Amy Sherman-Palladino

Graphic by Angelie Zaslavsky
Bringing Joyful, Kvetchy New York Jewishness To Television
In 2018, TV offers a plethora of wonders: David Benioff and D.B. Weiss’s frighteningly durable “Game of Thrones,” Maggie Gyllenhaal’s bold performance on “The Deuce,” Pete Davidson’s regrettable foot-in-mouthism on “SNL.” But the age of peak TV may have met the age of peak Jewish fantasy in “The Marvelous Mr. Maisel,” Amy Sherman-Palladino’s follow up to her wildly popular “Gilmore Girls.”
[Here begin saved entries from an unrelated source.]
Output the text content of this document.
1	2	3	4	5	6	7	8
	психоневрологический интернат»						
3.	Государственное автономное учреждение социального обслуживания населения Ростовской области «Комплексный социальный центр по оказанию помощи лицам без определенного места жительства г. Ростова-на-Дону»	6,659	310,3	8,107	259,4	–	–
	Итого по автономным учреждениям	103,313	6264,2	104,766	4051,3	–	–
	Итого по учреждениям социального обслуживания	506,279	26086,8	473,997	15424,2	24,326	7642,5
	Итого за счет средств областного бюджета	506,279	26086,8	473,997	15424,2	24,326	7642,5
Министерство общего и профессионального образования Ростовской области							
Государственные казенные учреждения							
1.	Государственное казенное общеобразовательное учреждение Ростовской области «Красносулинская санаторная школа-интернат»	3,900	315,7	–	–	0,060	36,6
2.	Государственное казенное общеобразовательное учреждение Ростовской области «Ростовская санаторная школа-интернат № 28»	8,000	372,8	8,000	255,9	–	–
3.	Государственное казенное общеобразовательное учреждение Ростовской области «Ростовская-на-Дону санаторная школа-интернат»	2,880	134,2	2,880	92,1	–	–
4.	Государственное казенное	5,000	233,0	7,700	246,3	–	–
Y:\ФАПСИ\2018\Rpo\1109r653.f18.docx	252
The mother and daughter duo for whom that earlier show was named were only kind of Jewish if you knew what to look for. They talked a mile a minute, had ritually contentious Friday night dinners with family and speckled their speech with Yiddishisms. But where “Gilmore Girls” liked to wink at Jewishness, “Mrs. Maisel” is centrally concerned with being loud and proud about Jewish humor. Its title character is a young housewife in the 1950s who turns to comedy — often raunchily — after her nebbishy husband leaves her for his secretary. Along the way, Midge Maisel, played by Rachel Brosnahan, befriends Lenny Bruce, bribes bookers with brisket and manages to alienate her rabbi in truly unorthodox ways. It is joyful, kvetchy New York Jewishness, seen through a pastel-tinted mist of nostalgia.
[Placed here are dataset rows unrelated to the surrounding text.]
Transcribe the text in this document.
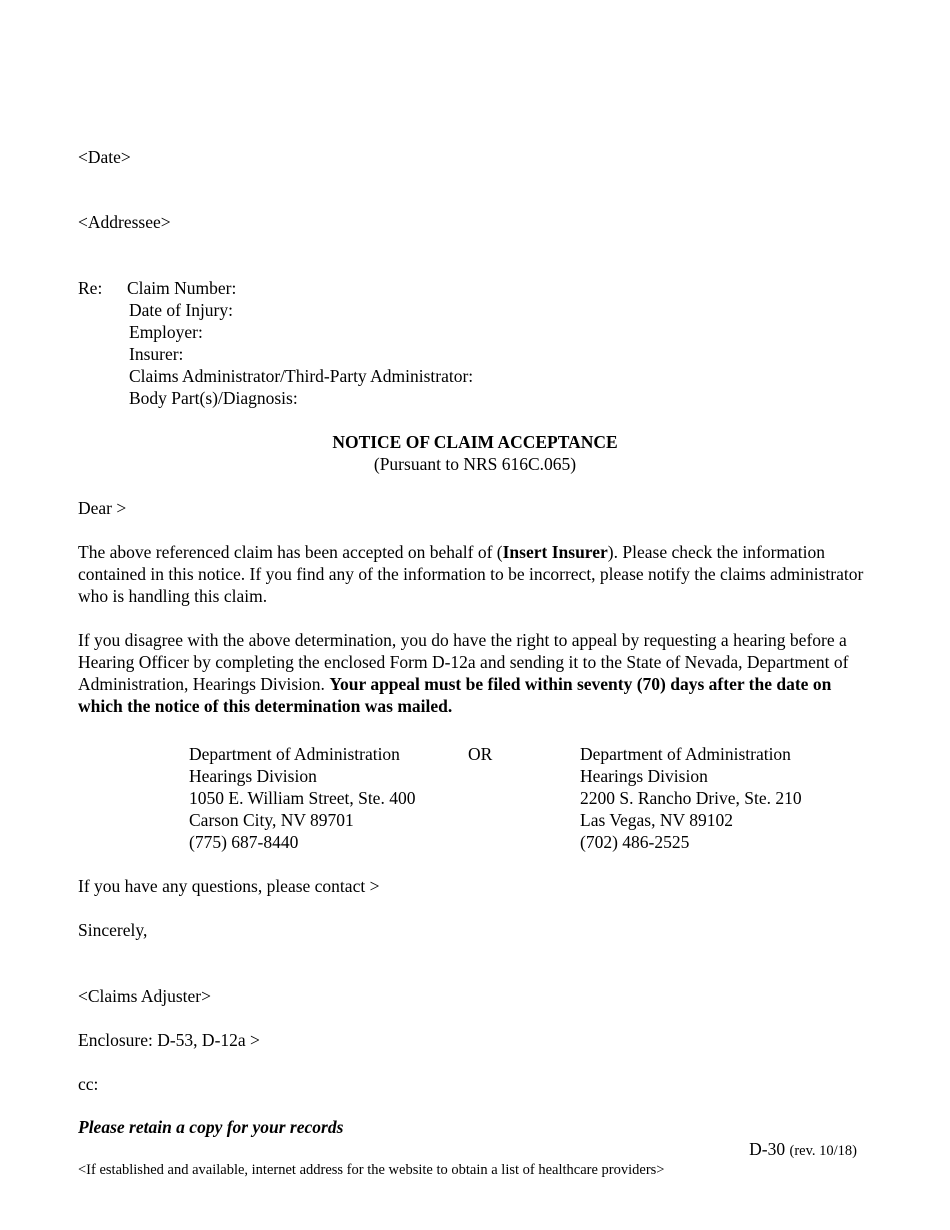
<Date>
<Addressee>
Re: Claim Number:
Date of Injury:
Employer:
Insurer:
Claims Administrator/Third-Party Administrator:
Body Part(s)/Diagnosis:
NOTICE OF CLAIM ACCEPTANCE
(Pursuant to NRS 616C.065)
Dear >
The above referenced claim has been accepted on behalf of (Insert Insurer). Please check the information contained in this notice. If you find any of the information to be incorrect, please notify the claims administrator who is handling this claim.
If you disagree with the above determination, you do have the right to appeal by requesting a hearing before a Hearing Officer by completing the enclosed Form D-12a and sending it to the State of Nevada, Department of Administration, Hearings Division. Your appeal must be filed within seventy (70) days after the date on which the notice of this determination was mailed.
Department of Administration
Hearings Division
1050 E. William Street, Ste. 400
Carson City, NV 89701
(775) 687-8440
OR	Department of Administration
Hearings Division
2200 S. Rancho Drive, Ste. 210
Las Vegas, NV 89102
(702) 486-2525
If you have any questions, please contact >
Sincerely,
<Claims Adjuster>
Enclosure: D-53, D-12a >
cc:
Please retain a copy for your records
D-30 (rev. 10/18)
<If established and available, internet address for the website to obtain a list of healthcare providers>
As Sherman-Palladino told the Forward before the first season of “Mrs. Maisel” debuted on Amazon in November, 2017, the show has deep roots in her childhood. “[My dad] was a stand-up comedian, so I grew up hearing about Greenwich Village and the Borscht Belt,” she said. “There were always a group of older Jewish men in our backyard trying to make each other laugh for hours and hours.”
As with “Gilmore Girls,” Sherman-Palladino collaborated on “Mrs. Maisel” with her husband, Dan Palladino. The show’s massive success — both the series and its cast, including Brosnahan, won laurels at the Golden Globe and Emmy awards — has raised hopes for its second season, out December 5. Trailers for the season promise a romp through the Borscht Belt, a bigger presence for Bruce, and oh, yes, that mortally offended rabbi. As Midge might say: “Tits up!”